Look for shared abstractions. Higher-order components and custom hooks that wrap large parts of the application are gravity centers almost by definition. Patreon’s codebase had deeply nested HOCs passing props through multiple layers. Typing one abstraction in that chain does a lot of work at once.

The Cultural Shift That Depends on This

There’s a sequencing problem that migrations run into: you want product teams to adopt TypeScript, but product teams don’t want to adopt TypeScript if it means fighting with the type system every time they touch an untyped dependency.

This is the platform team as an enabler argument. You can’t make tsc a required CI check until the infrastructure is typed. If the API client is returning any, asking engineers to write fully typed components means asking them to do extra work for no immediate safety benefit. The friction is real, and it generates resistance.

Patreon made tsc a required CI check only after their foundational infrastructure was typed. Once the platform team provides the types that product engineers need to succeed, the transition from “we encourage TypeScript” to “TypeScript is required” stops feeling punitive and starts feeling like a natural next step.

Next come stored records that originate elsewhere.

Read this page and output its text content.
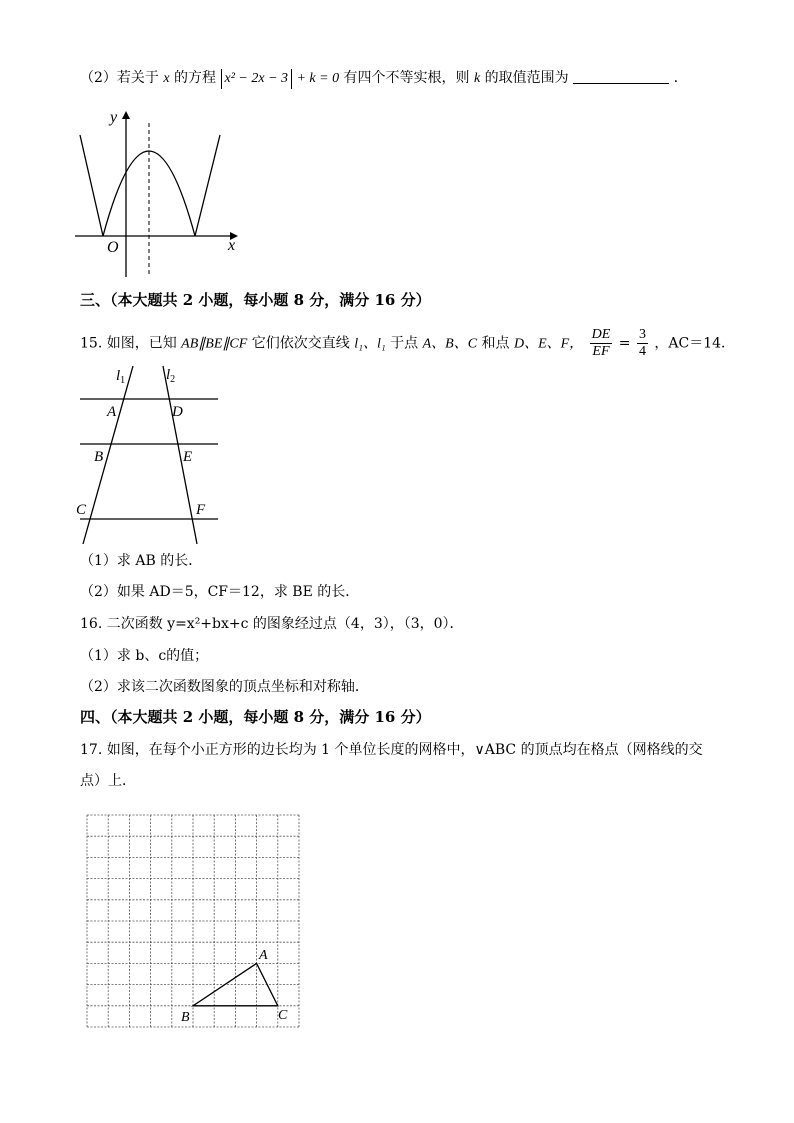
（2）若关于 x 的方程 x² − 2x − 3 + k = 0 有四个不等实根，则 k 的取值范围为	.
y
x
O
三、（本大题共 2 小题，每小题 8 分，满分 16 分）
15. 如图，已知 AB∥BE∥CF 它们依次交直线 l₁、l₁ 于点 A、B、C 和点 D、E、F， $\frac{DE}{EF} = \frac{3}{4}$ ，AC＝14．
$l_1$	$l_2$
A	D
B	E
C	F
（1）求 AB 的长．
（2）如果 AD＝5，CF＝12，求 BE 的长．
16. 二次函数 y=x²+bx+c 的图象经过点（4，3），（3，0）．
（1）求 b、c的值；
（2）求该二次函数图象的顶点坐标和对称轴．
四、（本大题共 2 小题，每小题 8 分，满分 16 分）
17. 如图，在每个小正方形的边长均为 1 个单位长度的网格中，∨ABC 的顶点均在格点（网格线的交
点）上．
A
B	C
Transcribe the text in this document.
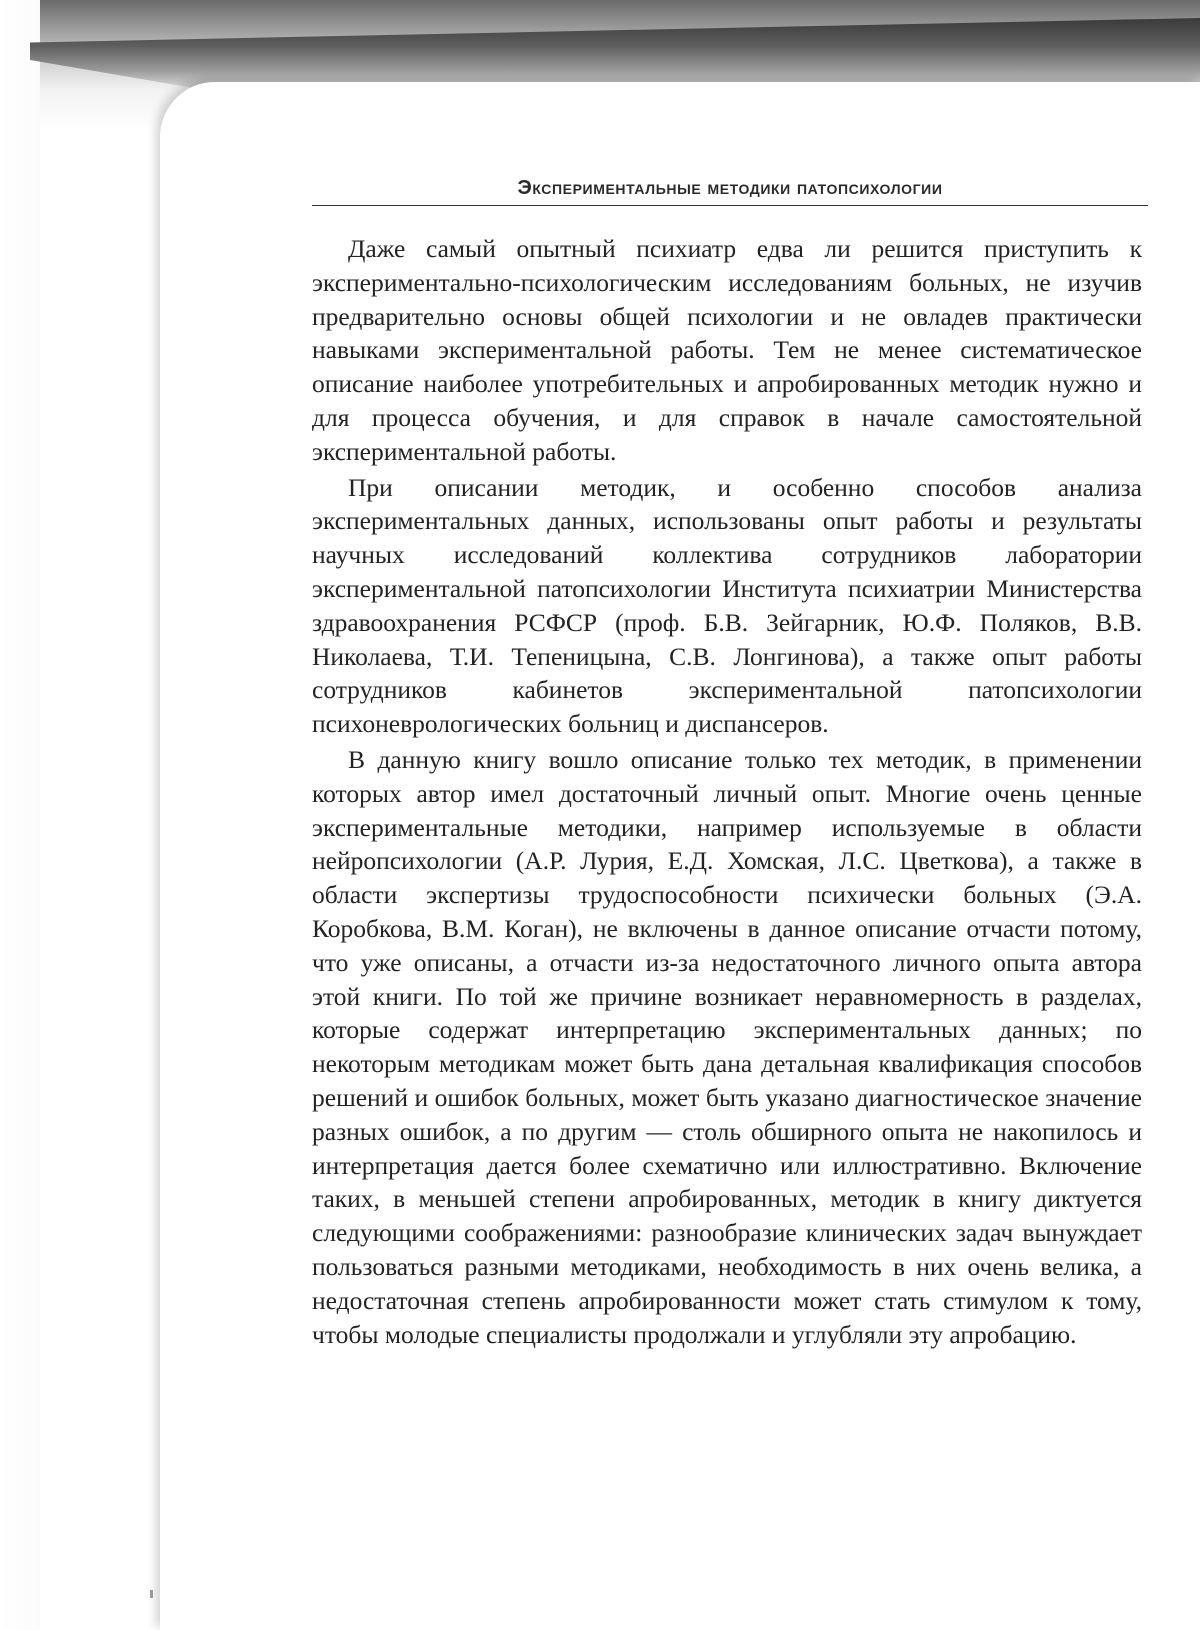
Экспериментальные методики патопсихологии

Даже самый опытный психиатр едва ли решится приступить к экспериментально-психологическим исследованиям больных, не изучив предварительно основы общей психологии и не овладев практически навыками экспериментальной работы. Тем не менее систематическое описание наиболее употребительных и апробированных методик нужно и для процесса обучения, и для справок в начале самостоятельной экспериментальной работы.

При описании методик, и особенно способов анализа экспериментальных данных, использованы опыт работы и результаты научных исследований коллектива сотрудников лаборатории экспериментальной патопсихологии Института психиатрии Министерства здравоохранения РСФСР (проф. Б.В. Зейгарник, Ю.Ф. Поляков, В.В. Николаева, Т.И. Тепеницына, С.В. Лонгинова), а также опыт работы сотрудников кабинетов экспериментальной патопсихологии психоневрологических больниц и диспансеров.

В данную книгу вошло описание только тех методик, в применении которых автор имел достаточный личный опыт. Многие очень ценные экспериментальные методики, например используемые в области нейропсихологии (А.Р. Лурия, Е.Д. Хомская, Л.С. Цветкова), а также в области экспертизы трудоспособности психически больных (Э.А. Коробкова, В.М. Коган), не включены в данное описание отчасти потому, что уже описаны, а отчасти из-за недостаточного личного опыта автора этой книги. По той же причине возникает неравномерность в разделах, которые содержат интерпретацию экспериментальных данных; по некоторым методикам может быть дана детальная квалификация способов решений и ошибок больных, может быть указано диагностическое значение разных ошибок, а по другим — столь обширного опыта не накопилось и интерпретация дается более схематично или иллюстративно. Включение таких, в меньшей степени апробированных, методик в книгу диктуется следующими соображениями: разнообразие клинических задач вынуждает пользоваться разными методиками, необходимость в них очень велика, а недостаточная степень апробированности может стать стимулом к тому, чтобы молодые специалисты продолжали и углубляли эту апробацию.
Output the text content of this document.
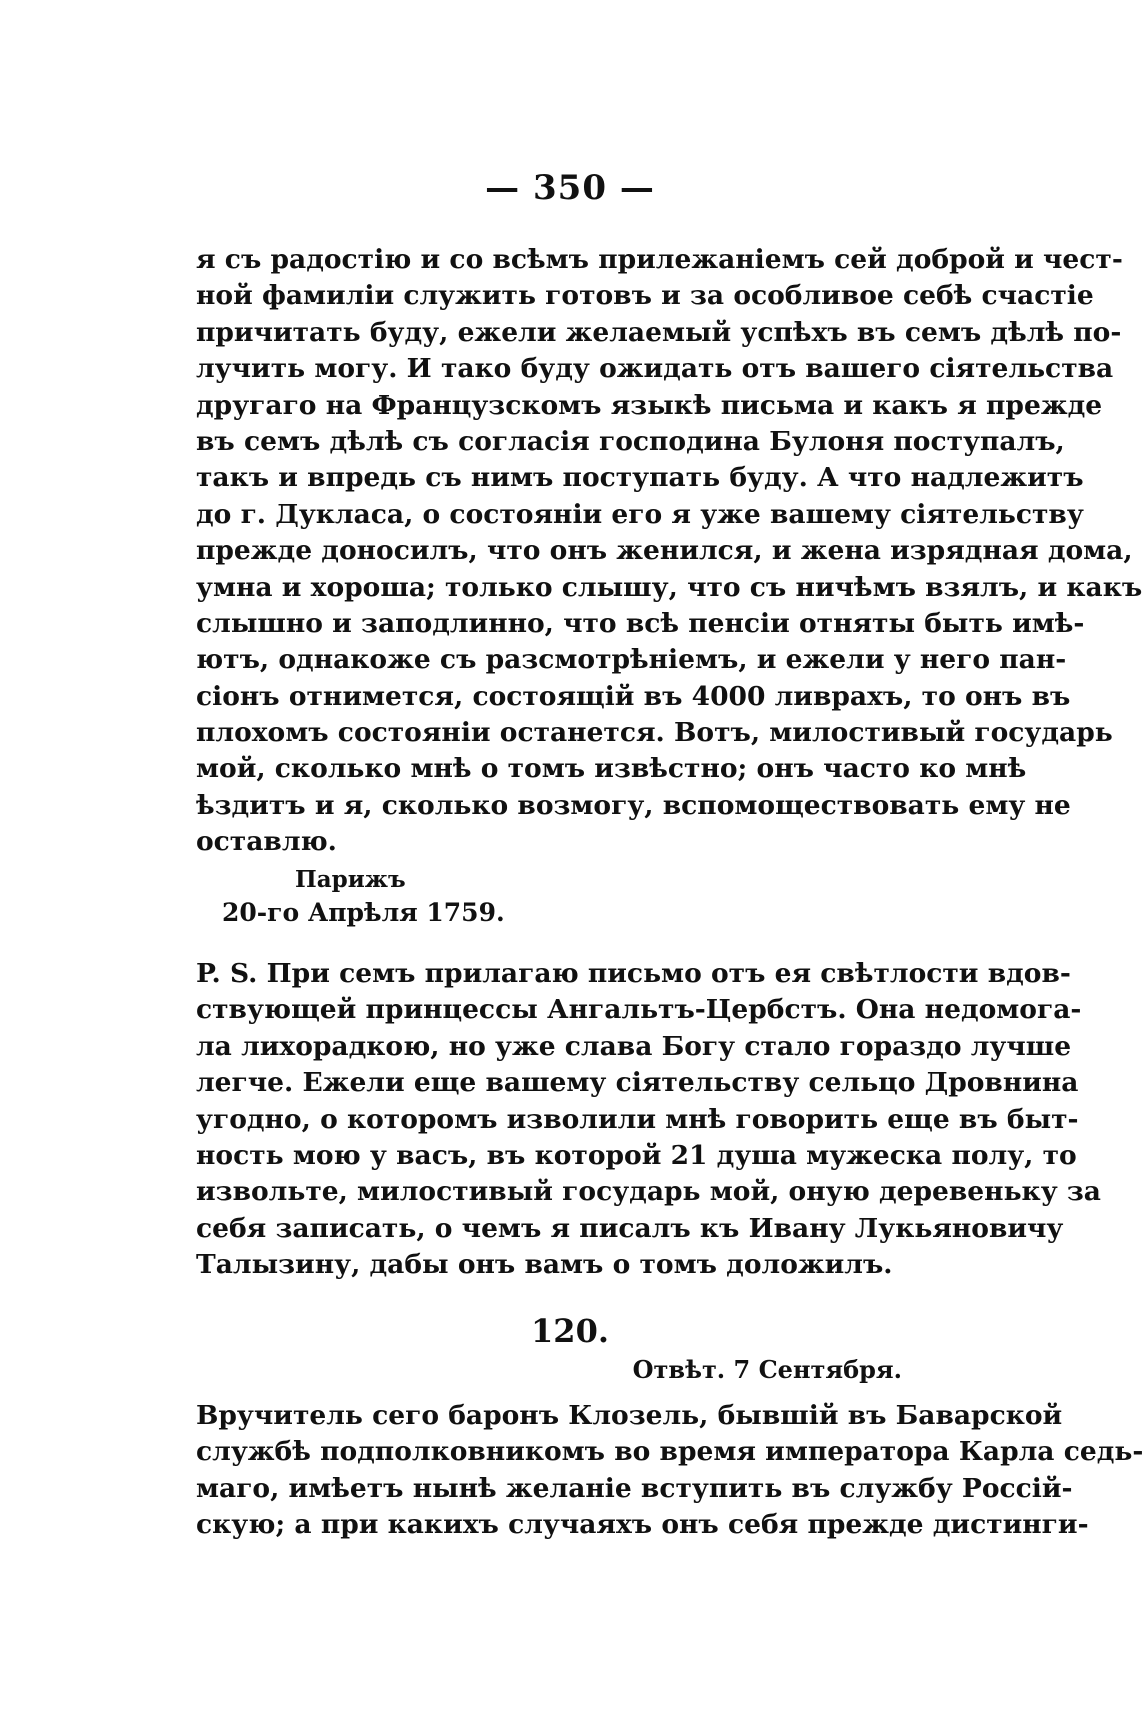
— 350 —
я съ радостію и со всѣмъ прилежаніемъ сей доброй и чест-
ной фамиліи служить готовъ и за особливое себѣ счастіе
причитать буду, ежели желаемый успѣхъ въ семъ дѣлѣ по-
лучить могу. И тако буду ожидать отъ вашего сіятельства
другаго на Французскомъ языкѣ письма и какъ я прежде
въ семъ дѣлѣ съ согласія господина Булоня поступалъ,
такъ и впредь съ нимъ поступать буду. А что надлежитъ
до г. Дукласа, о состояніи его я уже вашему сіятельству
прежде доносилъ, что онъ женился, и жена изрядная дома,
умна и хороша; только слышу, что съ ничѣмъ взялъ, и какъ
слышно и заподлинно, что всѣ пенсіи отняты быть имѣ-
ютъ, однакоже съ разсмотрѣніемъ, и ежели у него пан-
сіонъ отнимется, состоящій въ 4000 ливрахъ, то онъ въ
плохомъ состояніи останется. Вотъ, милостивый государь
мой, сколько мнѣ о томъ извѣстно; онъ часто ко мнѣ
ѣздитъ и я, сколько возмогу, вспомоществовать ему не
оставлю.
Парижъ
20-го Апрѣля 1759.
P. S. При семъ прилагаю письмо отъ ея свѣтлости вдов-
ствующей принцессы Ангальтъ-Цербстъ. Она недомога-
ла лихорадкою, но уже слава Богу стало гораздо лучше
легче. Ежели еще вашему сіятельству сельцо Дровнина
угодно, о которомъ изволили мнѣ говорить еще въ быт-
ность мою у васъ, въ которой 21 душа мужеска полу, то
извольте, милостивый государь мой, оную деревеньку за
себя записать, о чемъ я писалъ къ Ивану Лукьяновичу
Талызину, дабы онъ вамъ о томъ доложилъ.
120.
Отвѣт. 7 Сентября.
Вручитель сего баронъ Клозель, бывшій въ Баварской
службѣ подполковникомъ во время императора Карла седь-
маго, имѣетъ нынѣ желаніе вступить въ службу Россій-
скую; а при какихъ случаяхъ онъ себя прежде дистинги-
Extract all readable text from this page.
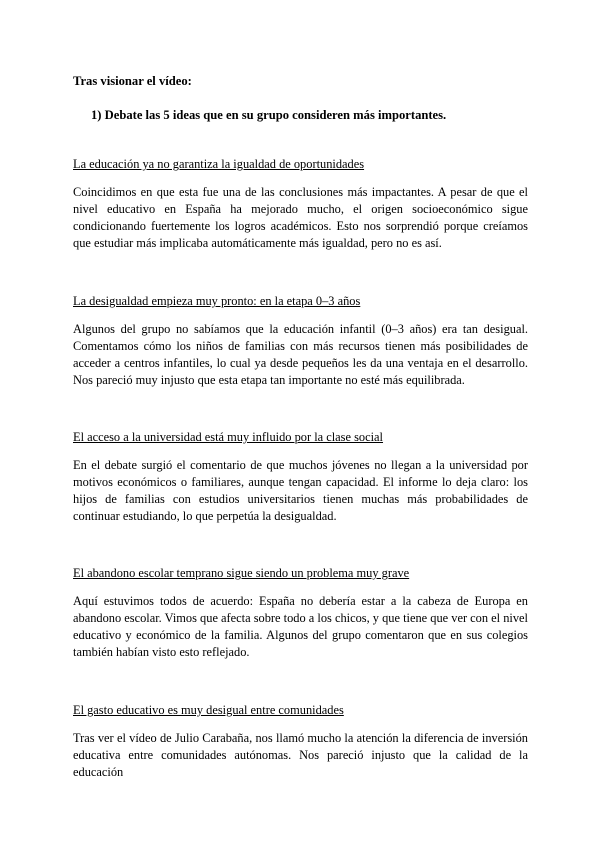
Tras visionar el vídeo:
1) Debate las 5 ideas que en su grupo consideren más importantes.
La educación ya no garantiza la igualdad de oportunidades
Coincidimos en que esta fue una de las conclusiones más impactantes. A pesar de que el nivel educativo en España ha mejorado mucho, el origen socioeconómico sigue condicionando fuertemente los logros académicos. Esto nos sorprendió porque creíamos que estudiar más implicaba automáticamente más igualdad, pero no es así.
La desigualdad empieza muy pronto: en la etapa 0–3 años
Algunos del grupo no sabíamos que la educación infantil (0–3 años) era tan desigual. Comentamos cómo los niños de familias con más recursos tienen más posibilidades de acceder a centros infantiles, lo cual ya desde pequeños les da una ventaja en el desarrollo. Nos pareció muy injusto que esta etapa tan importante no esté más equilibrada.
El acceso a la universidad está muy influido por la clase social
En el debate surgió el comentario de que muchos jóvenes no llegan a la universidad por motivos económicos o familiares, aunque tengan capacidad. El informe lo deja claro: los hijos de familias con estudios universitarios tienen muchas más probabilidades de continuar estudiando, lo que perpetúa la desigualdad.
El abandono escolar temprano sigue siendo un problema muy grave
Aquí estuvimos todos de acuerdo: España no debería estar a la cabeza de Europa en abandono escolar. Vimos que afecta sobre todo a los chicos, y que tiene que ver con el nivel educativo y económico de la familia. Algunos del grupo comentaron que en sus colegios también habían visto esto reflejado.
El gasto educativo es muy desigual entre comunidades
Tras ver el vídeo de Julio Carabaña, nos llamó mucho la atención la diferencia de inversión educativa entre comunidades autónomas. Nos pareció injusto que la calidad de la educación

The Outer Orbits: When Tooling Takes Over

With the foundation in place, the migration can scale beyond what any platform team can do manually — not through mechanical file-by-file work, but through tooling-assisted migration at scale. You can run batch codemods and get compilable output. You can write AI-generated transforms to handle specific legacy patterns that static analysis can’t reliably touch. You can use localized fixes for files with contained, non-interacting errors. As AI workflows mature, you can run agentic pipelines across entire categories of files with CI validation at every step.

None of that works without the infrastructure. The codemods have to emit types that are compatible with your typed API client. The AI-generated migrations need the typed routing layer to infer what a page component receives.

The foundation is what makes automated tooling trustworthy enough to run at scale.